11. Limitation of Liability
Except for each party's obligation to indemnify for certain third-party claims under Clause 10 or breach of Clauses 8 ("Unauthorized Use or Distribution") and 9 ("License Restrictions"), neither party nor its suppliers shall have any liability for incidental, consequential, indirect, special or punitive damages or liabilities of any kind or for loss of revenue, loss of business, or other financial loss arising out of or in connection with this Agreement or the Software, regardless of the form of action, whether in contract, tort (including negligence), or otherwise, even if such party is advised of or aware of the possibility of such damages, including, without limitation: (a) any use or reliance on the Software by a third party (including the form and content of errors in and/or omissions from any information contained in the Software); (b) any delay, interruption, or other failure in the provision of the Software; or (c) any change in the form or content of the Software.

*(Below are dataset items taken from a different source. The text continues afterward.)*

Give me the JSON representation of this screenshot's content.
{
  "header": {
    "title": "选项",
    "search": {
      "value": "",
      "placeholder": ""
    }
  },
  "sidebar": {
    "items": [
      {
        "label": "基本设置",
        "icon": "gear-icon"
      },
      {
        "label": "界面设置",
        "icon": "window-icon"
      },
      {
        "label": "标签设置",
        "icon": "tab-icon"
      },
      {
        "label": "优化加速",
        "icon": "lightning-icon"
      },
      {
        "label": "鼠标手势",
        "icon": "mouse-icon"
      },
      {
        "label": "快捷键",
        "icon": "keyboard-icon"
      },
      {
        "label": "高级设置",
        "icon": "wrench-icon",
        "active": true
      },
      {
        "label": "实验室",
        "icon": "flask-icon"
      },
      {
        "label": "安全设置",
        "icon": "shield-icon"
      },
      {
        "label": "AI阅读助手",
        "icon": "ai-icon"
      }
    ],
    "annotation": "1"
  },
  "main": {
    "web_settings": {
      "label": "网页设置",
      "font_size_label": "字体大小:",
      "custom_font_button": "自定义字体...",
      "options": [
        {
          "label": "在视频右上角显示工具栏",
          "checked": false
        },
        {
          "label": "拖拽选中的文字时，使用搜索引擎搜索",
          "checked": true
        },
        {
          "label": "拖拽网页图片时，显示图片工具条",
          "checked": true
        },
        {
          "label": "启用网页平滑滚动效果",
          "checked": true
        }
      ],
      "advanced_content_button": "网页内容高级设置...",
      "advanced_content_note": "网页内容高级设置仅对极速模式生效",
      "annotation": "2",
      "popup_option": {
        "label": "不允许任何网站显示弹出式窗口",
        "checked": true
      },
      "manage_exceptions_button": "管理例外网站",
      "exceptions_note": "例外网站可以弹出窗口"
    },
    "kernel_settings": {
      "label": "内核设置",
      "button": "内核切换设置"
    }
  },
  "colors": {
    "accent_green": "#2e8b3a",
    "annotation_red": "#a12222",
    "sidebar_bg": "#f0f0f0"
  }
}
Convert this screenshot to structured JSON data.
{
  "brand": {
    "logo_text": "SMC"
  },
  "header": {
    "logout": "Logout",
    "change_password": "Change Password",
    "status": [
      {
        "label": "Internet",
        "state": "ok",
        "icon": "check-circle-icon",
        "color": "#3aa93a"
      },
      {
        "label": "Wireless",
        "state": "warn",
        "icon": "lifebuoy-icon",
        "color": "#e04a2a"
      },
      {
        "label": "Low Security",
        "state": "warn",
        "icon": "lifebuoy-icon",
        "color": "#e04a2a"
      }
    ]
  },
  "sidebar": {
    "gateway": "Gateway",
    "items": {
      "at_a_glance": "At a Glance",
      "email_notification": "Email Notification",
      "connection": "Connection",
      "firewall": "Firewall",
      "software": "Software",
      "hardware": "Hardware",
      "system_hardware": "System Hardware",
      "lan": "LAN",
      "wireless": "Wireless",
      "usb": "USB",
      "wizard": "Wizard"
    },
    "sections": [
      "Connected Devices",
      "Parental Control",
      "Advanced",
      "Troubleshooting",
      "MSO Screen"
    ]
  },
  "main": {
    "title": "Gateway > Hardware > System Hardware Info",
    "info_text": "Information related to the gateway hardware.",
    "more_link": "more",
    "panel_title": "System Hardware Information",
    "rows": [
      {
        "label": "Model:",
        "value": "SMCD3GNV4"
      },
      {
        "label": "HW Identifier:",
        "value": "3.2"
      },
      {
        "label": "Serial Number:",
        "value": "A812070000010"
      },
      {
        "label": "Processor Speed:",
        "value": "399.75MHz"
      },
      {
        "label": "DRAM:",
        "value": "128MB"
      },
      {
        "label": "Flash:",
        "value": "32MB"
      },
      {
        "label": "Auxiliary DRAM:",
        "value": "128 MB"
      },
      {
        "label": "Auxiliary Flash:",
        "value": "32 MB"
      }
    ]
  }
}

Except for each party's indemnification obligations, in no event will either party's liability under any claims arising out of this Agreement exceed the fees paid by Licensee under this Agreement. The foregoing liability limitations shall apply to the maximum extent allowed by applicable law.
To the extent the foregoing limitation of liability or the warranty disclaimer in Clause 4 are not allowed by applicable law, yWorks warrants that the licensed Software will be free from material errors and will operate substantially in accordance with the related documentation for a period of one (1) year Licensee's sole remedy and Licensor's sole and exclusive liability for the breach of this warranty shall be repair or replacement of the Licensed Software within thirty (30) days from being notified of such breach, or, if the Licensor deems such repair or replacement impossible within the foregoing thirty (30) days, refund fees previously paid to Licensor by Licensee for the previous six months period.
12. Privacy and Marketing
(a) You agree that - in conjunction with the business you have been doing with yWorks and in accordance with the law - your company and personal data will be saved and processed in the database of yWorks. We may use your email address or phone number to communicate with you, for example to provide your order status, to respond to queries, to notify you of a new release of the product you purchased or to remind you of the expiry of a service agreement with us.
(b) yWorks shall have the right to include Licensee as a customer in its promotional material related to the Software. Licensee can deny yWorks this right at any time by submitting a written request via email to sales@yWorks.com, asking to be excluded from Software promotional material. Confirmation of such request must be received via reply email for this exclusion to be effective; allow thirty (30) days for the removal of any reference to the Licensee from promotional material.
13. Third-party Software
14. Term and Termination
This Agreement will be effective as of the Effective Date defined in Clause 18 and will remain effective until terminated by either party as set out below.
Licensee may terminate this Agreement at any time by destroying all copies of the Software in its possession.
Either party hereto may terminate this Agreement if the other party commits a material breach and such party does not cure such material breach within thirty (30) days of written notice of such breach.
Upon the termination of this Agreement, all rights and obligations of Licensee and Licensor shall cease except all stipulations of this Agreement which by nature should survive termination of this Agreement, will survive, including, but not limited to, payment obligations, warranty disclaimers, and limitations of liability. Paid License Fees are non-refundable.
Licensee agrees upon termination of this Agreement to destroy all copies of the Software in its possession.
15. No Assignment or Amendment
Licensee may not amend this Agreement without prior written consent of yWorks. Licensee may assign this Agreement to succeeding parties in the case of a merger, acquisition or change of control so long as in doing so, yWorks is notified in writing within ninety (90) days of the closure of such transaction. If Licensee merges into or with a direct competitor of yWorks, as determined in yWorks sole discretion, then this Agreement will automatically terminate as of the effective date of such merger. yWorks may assign its rights and obligations under this Agreement without consent of Licensee.
16. Applicable Law and Court of Jurisdiction
This Agreement is made and shall be construed in accordance with the laws of Germany. Court of jurisdiction is Tübingen, Germany.
yWorks also reserves the right to start legal action at the court of jurisdiction at your legal business domicile or place of residence. The parties agree that the United Nations Convention for the International Sale of Goods shall not apply in any way to this Agreement and the services contemplated herein.
17. Attorneys Fees
In the event of litigation, legal action, or arbitration relating to the subject matter of this Agreement, the prevailing party shall be awarded its reasonable attorney fees, and costs and expenses incurred in connection with same.
18. Effective Date
This Agreement takes effect with the date that yWorks processes payment of the License Fee from Licensee.
19. No Waiver
Waiver of any breach or failure to enforce any section of this Agreement shall not be deemed a waiver of any breach or right to enforce which may thereafter occur.
20. Modifications or Extensions
All modifications or extensions to this Agreement need to be in writing and signed by both parties.
21. Construction Clause
If for any reason a court of competent jurisdiction finds any provision of this Agreement, or portion thereof, to be unenforceable, that provision of the Agreement will be enforced to the maximum extent permissible so as to affect the intent of the parties, and the remainder of this Agreement will continue in full force and effect.